Sperm have to normally travel through the vagina and cervix before finally entering the uterus and up into the fallopian tubes. By directly injecting the concentrated sperm, we essentially make the journey for the sperm to travel much shorter, increasing the chances of more sperm encountering the ovulated egg in the fallopian tube.
Artificial Insemination may be prescribed in the cases of:
- Unexplained infertility
- Ovulation issues
- Problems with sperm delivery (male factor infertility)

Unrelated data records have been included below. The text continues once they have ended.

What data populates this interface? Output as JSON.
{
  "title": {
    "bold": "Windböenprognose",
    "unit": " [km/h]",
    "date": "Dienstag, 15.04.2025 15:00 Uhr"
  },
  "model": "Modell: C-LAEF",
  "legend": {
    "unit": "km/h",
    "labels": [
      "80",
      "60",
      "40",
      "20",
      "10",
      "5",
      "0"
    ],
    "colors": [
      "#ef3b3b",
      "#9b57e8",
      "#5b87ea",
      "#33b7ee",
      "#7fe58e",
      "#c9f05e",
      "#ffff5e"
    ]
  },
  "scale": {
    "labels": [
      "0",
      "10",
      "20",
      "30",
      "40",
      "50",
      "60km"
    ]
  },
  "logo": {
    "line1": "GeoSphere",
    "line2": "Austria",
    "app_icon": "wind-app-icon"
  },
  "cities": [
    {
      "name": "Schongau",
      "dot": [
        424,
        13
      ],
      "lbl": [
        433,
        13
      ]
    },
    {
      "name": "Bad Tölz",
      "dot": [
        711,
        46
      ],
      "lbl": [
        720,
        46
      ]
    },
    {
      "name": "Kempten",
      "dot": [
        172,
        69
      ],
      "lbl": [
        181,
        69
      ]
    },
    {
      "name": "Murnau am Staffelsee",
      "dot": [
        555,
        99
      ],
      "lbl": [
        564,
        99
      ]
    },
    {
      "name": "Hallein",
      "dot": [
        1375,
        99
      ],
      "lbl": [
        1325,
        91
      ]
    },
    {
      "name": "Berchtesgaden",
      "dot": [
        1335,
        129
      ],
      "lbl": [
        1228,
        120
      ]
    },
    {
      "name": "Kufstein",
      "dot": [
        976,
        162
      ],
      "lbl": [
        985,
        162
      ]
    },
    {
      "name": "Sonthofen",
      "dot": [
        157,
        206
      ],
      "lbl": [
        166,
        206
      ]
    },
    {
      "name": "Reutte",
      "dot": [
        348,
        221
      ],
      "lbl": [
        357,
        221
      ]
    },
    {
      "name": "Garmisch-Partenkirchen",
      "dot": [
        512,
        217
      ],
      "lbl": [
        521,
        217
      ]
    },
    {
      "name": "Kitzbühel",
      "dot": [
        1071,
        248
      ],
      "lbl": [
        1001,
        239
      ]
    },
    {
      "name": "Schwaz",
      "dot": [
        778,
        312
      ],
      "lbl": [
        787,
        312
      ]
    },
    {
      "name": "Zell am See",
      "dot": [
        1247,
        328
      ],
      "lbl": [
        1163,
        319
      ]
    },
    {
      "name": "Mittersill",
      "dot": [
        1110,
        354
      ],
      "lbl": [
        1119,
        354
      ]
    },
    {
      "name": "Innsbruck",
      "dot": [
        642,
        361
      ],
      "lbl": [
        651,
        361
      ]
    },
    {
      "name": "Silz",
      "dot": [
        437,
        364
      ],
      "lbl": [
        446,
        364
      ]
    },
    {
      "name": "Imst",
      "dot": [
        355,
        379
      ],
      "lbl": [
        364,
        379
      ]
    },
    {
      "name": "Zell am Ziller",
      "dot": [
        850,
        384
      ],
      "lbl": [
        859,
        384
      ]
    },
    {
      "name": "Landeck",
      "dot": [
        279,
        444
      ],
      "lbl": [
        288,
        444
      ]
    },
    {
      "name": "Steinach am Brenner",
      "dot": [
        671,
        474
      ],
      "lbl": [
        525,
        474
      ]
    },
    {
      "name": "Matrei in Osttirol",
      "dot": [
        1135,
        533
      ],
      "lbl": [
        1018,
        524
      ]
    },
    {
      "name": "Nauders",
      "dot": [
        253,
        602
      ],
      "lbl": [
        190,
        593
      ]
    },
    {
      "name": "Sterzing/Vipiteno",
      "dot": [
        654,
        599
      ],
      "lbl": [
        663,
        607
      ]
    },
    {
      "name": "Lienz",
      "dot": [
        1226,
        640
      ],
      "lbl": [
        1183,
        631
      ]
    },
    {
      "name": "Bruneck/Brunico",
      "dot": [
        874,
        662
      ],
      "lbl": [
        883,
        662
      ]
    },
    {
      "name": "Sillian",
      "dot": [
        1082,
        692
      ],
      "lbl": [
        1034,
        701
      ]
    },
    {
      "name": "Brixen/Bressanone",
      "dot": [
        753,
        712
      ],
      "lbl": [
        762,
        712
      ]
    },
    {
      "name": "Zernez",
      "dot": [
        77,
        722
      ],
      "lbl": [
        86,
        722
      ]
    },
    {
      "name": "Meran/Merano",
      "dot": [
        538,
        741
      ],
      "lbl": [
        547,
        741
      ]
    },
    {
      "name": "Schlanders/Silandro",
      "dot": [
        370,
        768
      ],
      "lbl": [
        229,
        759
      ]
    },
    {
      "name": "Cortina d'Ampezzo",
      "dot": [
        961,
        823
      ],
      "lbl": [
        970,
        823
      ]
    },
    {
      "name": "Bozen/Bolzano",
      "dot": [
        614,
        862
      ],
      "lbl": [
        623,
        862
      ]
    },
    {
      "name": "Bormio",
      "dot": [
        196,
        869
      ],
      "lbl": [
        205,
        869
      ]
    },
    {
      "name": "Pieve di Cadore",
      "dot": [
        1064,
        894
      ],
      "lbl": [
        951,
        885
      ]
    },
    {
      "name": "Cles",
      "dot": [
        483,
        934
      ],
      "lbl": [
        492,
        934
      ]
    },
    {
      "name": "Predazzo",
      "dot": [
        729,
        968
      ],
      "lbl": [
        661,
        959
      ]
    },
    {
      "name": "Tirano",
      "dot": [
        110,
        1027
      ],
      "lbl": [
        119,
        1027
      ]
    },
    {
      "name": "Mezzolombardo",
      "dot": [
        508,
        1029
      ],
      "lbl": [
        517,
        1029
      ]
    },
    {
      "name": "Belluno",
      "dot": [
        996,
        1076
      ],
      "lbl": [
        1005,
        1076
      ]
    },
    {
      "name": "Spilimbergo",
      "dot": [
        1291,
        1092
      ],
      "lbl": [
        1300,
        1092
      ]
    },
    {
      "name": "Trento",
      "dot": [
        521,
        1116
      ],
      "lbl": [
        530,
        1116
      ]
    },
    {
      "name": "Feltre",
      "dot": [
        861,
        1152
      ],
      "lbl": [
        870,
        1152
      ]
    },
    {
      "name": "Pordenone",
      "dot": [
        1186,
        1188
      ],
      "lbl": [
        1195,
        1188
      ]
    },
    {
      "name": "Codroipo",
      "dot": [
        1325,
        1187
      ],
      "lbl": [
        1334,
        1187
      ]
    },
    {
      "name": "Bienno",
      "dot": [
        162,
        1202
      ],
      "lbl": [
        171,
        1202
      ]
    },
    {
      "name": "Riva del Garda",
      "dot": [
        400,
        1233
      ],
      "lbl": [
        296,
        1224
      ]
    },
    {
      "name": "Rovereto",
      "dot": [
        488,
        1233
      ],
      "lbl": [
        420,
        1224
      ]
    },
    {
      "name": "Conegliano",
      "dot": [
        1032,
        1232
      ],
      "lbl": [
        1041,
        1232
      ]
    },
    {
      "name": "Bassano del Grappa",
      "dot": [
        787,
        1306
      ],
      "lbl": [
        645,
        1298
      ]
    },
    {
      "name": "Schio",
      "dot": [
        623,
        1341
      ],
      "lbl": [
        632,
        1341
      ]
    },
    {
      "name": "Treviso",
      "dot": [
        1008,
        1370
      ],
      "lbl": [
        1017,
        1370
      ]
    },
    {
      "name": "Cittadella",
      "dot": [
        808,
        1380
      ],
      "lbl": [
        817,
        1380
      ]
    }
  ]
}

- Cervical stenosis or abnormalities
- Third party reproduction
Fertility medications that cause the ovaries to mature several eggs at once may be used in conjunction with IUI.
IUI Success Rates
Whether an IUI is successful varies greatly depending on the underlying cause of infertility, the age of our patient, and her response to fertility medications. IUI works best in patients with unexplained infertility, producing almost double the pregnancy rate over no treatment.
IUI doesn’t work very well for men with low sperm production or who have slight abnormalities in their sperm. Women who have severe fallopian tube problems, moderate to severe endometriosis, or a history of pelvic (lower belly) infections will most likely see better success with In Vitro Fertilization (IVF).
Chances at success increase with each IUI attempt.